Vladimir Velickovic, a key artist from the movement

 - Lauriane Labes

The artist Vladimir Velickovic passed away on 29th August 2019. In 1983, he was chosen to create the official Roland Garros poster.

©Vladimir Velickovic/FFT

The artist Vladimir Velickovic passed away on 29th August 2019. Thirty-six years ago, in  1983, he was chosen by the French Tennis Federation to create the official Roland Garros tournament poster. We take a look back at the life of this leading artist from the Narrative Figuration movement.  

Roland Garros 1983. The 20,000 spectators on Centre Court were in raptures: Yannick Noah had won the final against Mats Wilander. The French player had enjoyed an almost flawless run through the fortnight, having only dropped one set.
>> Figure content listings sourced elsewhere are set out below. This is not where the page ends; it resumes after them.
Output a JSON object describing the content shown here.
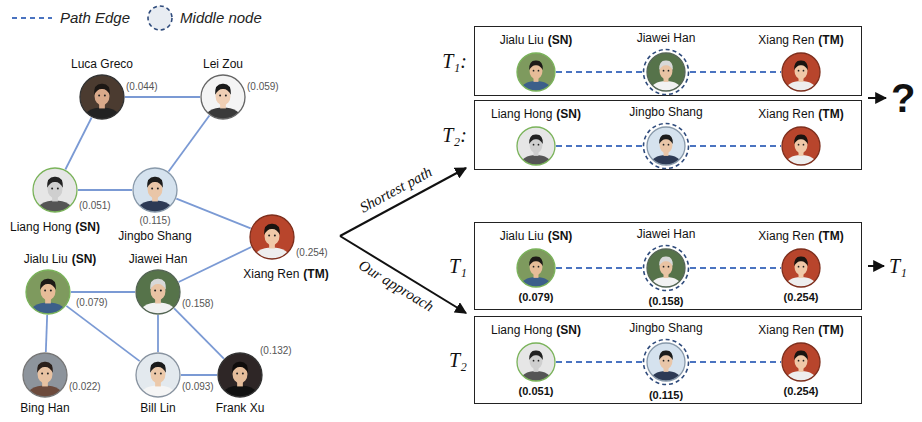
{
  "diagram": {
    "nodes": [
      {
        "text": [
          "Luca Greco",
          "(0.044)"
        ]
      },
      {
        "text": [
          "Lei Zou",
          "(0.059)"
        ]
      },
      {
        "text": [
          "Liang Hong",
          "(SN)",
          "(0.051)"
        ]
      },
      {
        "text": [
          "Jingbo Shang",
          "(0.115)"
        ]
      },
      {
        "text": [
          "Xiang Ren",
          "(TM)",
          "(0.254)"
        ]
      },
      {
        "text": [
          "Jialu Liu",
          "(SN)",
          "(0.079)"
        ]
      },
      {
        "text": [
          "Jiawei Han",
          "(0.158)"
        ]
      },
      {
        "text": [
          "Bing Han",
          "(0.022)"
        ]
      },
      {
        "text": [
          "Bill Lin",
          "(0.093)"
        ]
      },
      {
        "text": [
          "Frank Xu",
          "(0.132)"
        ]
      },
      {
        "text": [
          "T₁:"
        ]
      },
      {
        "text": [
          "Jialu Liu",
          "(SN)"
        ],
        "in": 10
      },
      {
        "text": [
          "Jiawei Han"
        ],
        "in": 10
      },
      {
        "text": [
          "Xiang Ren",
          "(TM)"
        ],
        "in": 10
      },
      {
        "text": [
          "T₂:"
        ]
      },
      {
        "text": [
          "Liang Hong",
          "(SN)"
        ],
        "in": 14
      },
      {
        "text": [
          "Jingbo Shang"
        ],
        "in": 14
      },
      {
        "text": [
          "Xiang Ren",
          "(TM)"
        ],
        "in": 14
      },
      {
        "text": [
          "T₁"
        ]
      },
      {
        "text": [
          "Jialu Liu",
          "(SN)",
          "(0.079)"
        ],
        "in": 18
      },
      {
        "text": [
          "Jiawei Han",
          "(0.158)"
        ],
        "in": 18
      },
      {
        "text": [
          "Xiang Ren",
          "(TM)",
          "(0.254)"
        ],
        "in": 18
      },
      {
        "text": [
          "T₂"
        ]
      },
      {
        "text": [
          "Liang Hong",
          "(SN)",
          "(0.051)"
        ],
        "in": 22
      },
      {
        "text": [
          "Jingbo Shang",
          "(0.115)"
        ],
        "in": 22
      },
      {
        "text": [
          "Xiang Ren",
          "(TM)",
          "(0.254)"
        ],
        "in": 22
      }
    ],
    "edges": [
      {
        "from": 0,
        "to": 1,
        "arrow": "none"
      },
      {
        "from": 0,
        "to": 2,
        "arrow": "none"
      },
      {
        "from": 1,
        "to": 3,
        "arrow": "none"
      },
      {
        "from": 2,
        "to": 3,
        "arrow": "none"
      },
      {
        "from": 3,
        "to": 4,
        "arrow": "none"
      },
      {
        "from": 5,
        "to": 6,
        "arrow": "none"
      },
      {
        "from": 6,
        "to": 4,
        "arrow": "none"
      },
      {
        "from": 5,
        "to": 7,
        "arrow": "none"
      },
      {
        "from": 5,
        "to": 8,
        "arrow": "none"
      },
      {
        "from": 6,
        "to": 8,
        "arrow": "none"
      },
      {
        "from": 6,
        "to": 9,
        "arrow": "none"
      },
      {
        "from": 8,
        "to": 9,
        "arrow": "none"
      },
      {
        "from": 11,
        "to": 12,
        "arrow": "none"
      },
      {
        "from": 12,
        "to": 13,
        "arrow": "none"
      },
      {
        "from": 15,
        "to": 16,
        "arrow": "none"
      },
      {
        "from": 16,
        "to": 17,
        "arrow": "none"
      },
      {
        "from": 19,
        "to": 20,
        "arrow": "none"
      },
      {
        "from": 20,
        "to": 21,
        "arrow": "none"
      },
      {
        "from": 23,
        "to": 24,
        "arrow": "none"
      },
      {
        "from": 24,
        "to": 25,
        "arrow": "none"
      }
    ],
    "labels": [
      "Shortest path",
      "Our approach",
      "?",
      "T₁"
    ],
    "legend": [
      {
        "text": "Path Edge"
      },
      {
        "text": "Middle node"
      }
    ]
  }
}
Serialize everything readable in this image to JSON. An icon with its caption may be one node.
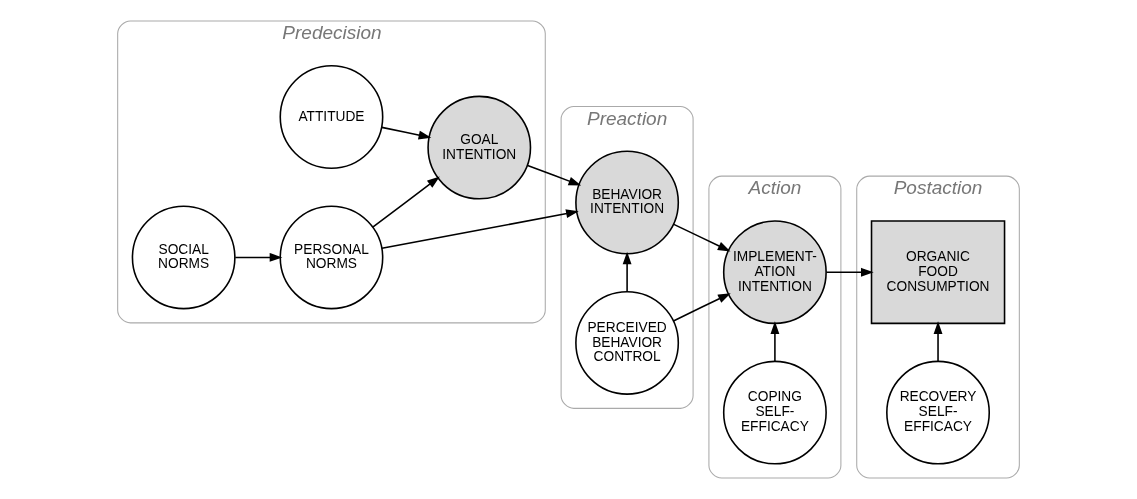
{
  "diagram": {
    "nodes": [
      {
        "text": [
          "Predecision"
        ]
      },
      {
        "text": [
          "SOCIAL NORMS"
        ],
        "in": 0
      },
      {
        "text": [
          "PERSONAL NORMS"
        ],
        "in": 0
      },
      {
        "text": [
          "GOAL INTENTION"
        ],
        "in": 0
      },
      {
        "text": [
          "ATTITUDE"
        ],
        "in": 0
      },
      {
        "text": [
          "Preaction"
        ]
      },
      {
        "text": [
          "BEHAVIOR INTENTION"
        ],
        "in": 5
      },
      {
        "text": [
          "PERCEIVED BEHAVIOR CONTROL"
        ],
        "in": 5
      },
      {
        "text": [
          "Action"
        ]
      },
      {
        "text": [
          "IMPLEMENT- ATION INTENTION"
        ],
        "in": 8
      },
      {
        "text": [
          "COPING SELF- EFFICACY"
        ],
        "in": 8
      },
      {
        "text": [
          "Postaction"
        ]
      },
      {
        "text": [
          "ORGANIC FOOD CONSUMPTION"
        ],
        "in": 11
      },
      {
        "text": [
          "RECOVERY SELF- EFFICACY"
        ],
        "in": 11
      }
    ],
    "edges": [
      {
        "from": 1,
        "to": 2,
        "arrow": "to"
      },
      {
        "from": 2,
        "to": 3,
        "arrow": "to"
      },
      {
        "from": 2,
        "to": 6,
        "arrow": "to"
      },
      {
        "from": 4,
        "to": 3,
        "arrow": "to"
      },
      {
        "from": 3,
        "to": 6,
        "arrow": "to"
      },
      {
        "from": 7,
        "to": 6,
        "arrow": "to"
      },
      {
        "from": 7,
        "to": 9,
        "arrow": "to"
      },
      {
        "from": 6,
        "to": 9,
        "arrow": "to"
      },
      {
        "from": 10,
        "to": 9,
        "arrow": "to"
      },
      {
        "from": 9,
        "to": 12,
        "arrow": "to"
      },
      {
        "from": 13,
        "to": 12,
        "arrow": "to"
      }
    ]
  }
}
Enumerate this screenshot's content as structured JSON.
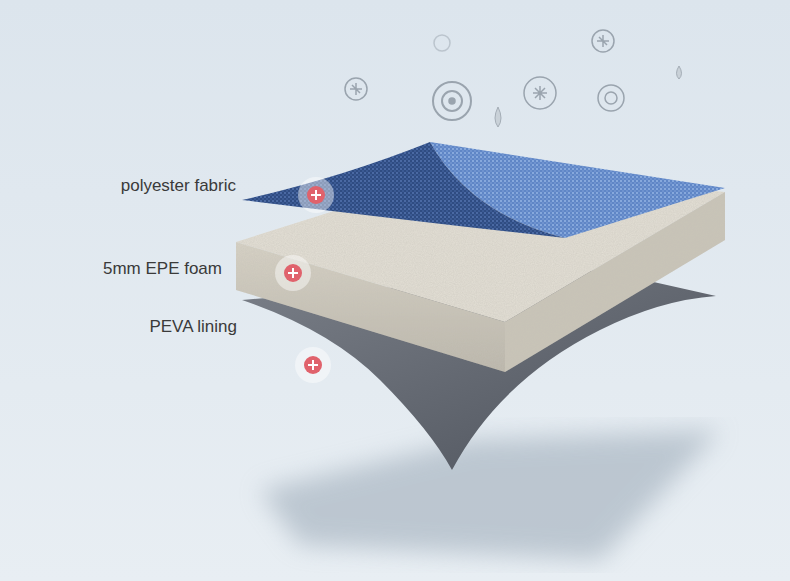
{
  "diagram": {
    "labels": [
      "polyester fabric",
      "5mm EPE foam",
      "PEVA lining"
    ]
  }
}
The 23-year-old was simply astounding: athletic body, rippling muscles and a powerful hit that gave his opponents very little breathing space. His physique was not unlike the figure depicted in the new tournament poster. Had the artist used Noah as a muse?

©Vladimir Velickovic/FFT

Discovering the motion photography

Vladimir Velickovic was the fourth artist the FFT had asked to create the tournament poster. Following on from Valerio Adami, Eduardo Arroyo and French artist Jean-Michel Folon, they decided upon this Belgrade-born artist, who had been awarded a prize at the Biennale de Paris in 1965 and had just been appointed professor at the Ecole Nationale Supérieure des Beaux-Arts in Paris.

An architecture graduate, painter and sculptor, Velickovic came to France in the early 1970s. Here, he developed his own drawing and painting style, though he had a preference for drawing.

At the same time, he discovered the work of motion photographer Eadweard Muybridge, a pioneer in chronophotography like France’s Etienne-Jules Marey. It was on the actual Roland Garros site that he studied the running style of humans and animals. This revelation led him to adopt a different approach for depicting movement.

©Vladimir Velickovic/FFT

Movement and Indian ink

It was perfectly natural that his work for the 1983 Roland Garros poster should involve the way that a player moves. His many preparatory sketches are proof of this: helped by the “Technicorama” created by photographer and former player Gil de Kermadec, he dissected a player’s movement and reproduced it using Indian ink.

“My personal journey showed me that colour dials down an image’s power,” he said. The result was a powerful piece, though a lot less tragic than his other paintings.

The FFT owns the original 1983 poster, as well as the numerous preparatory sketches drawn by the artist.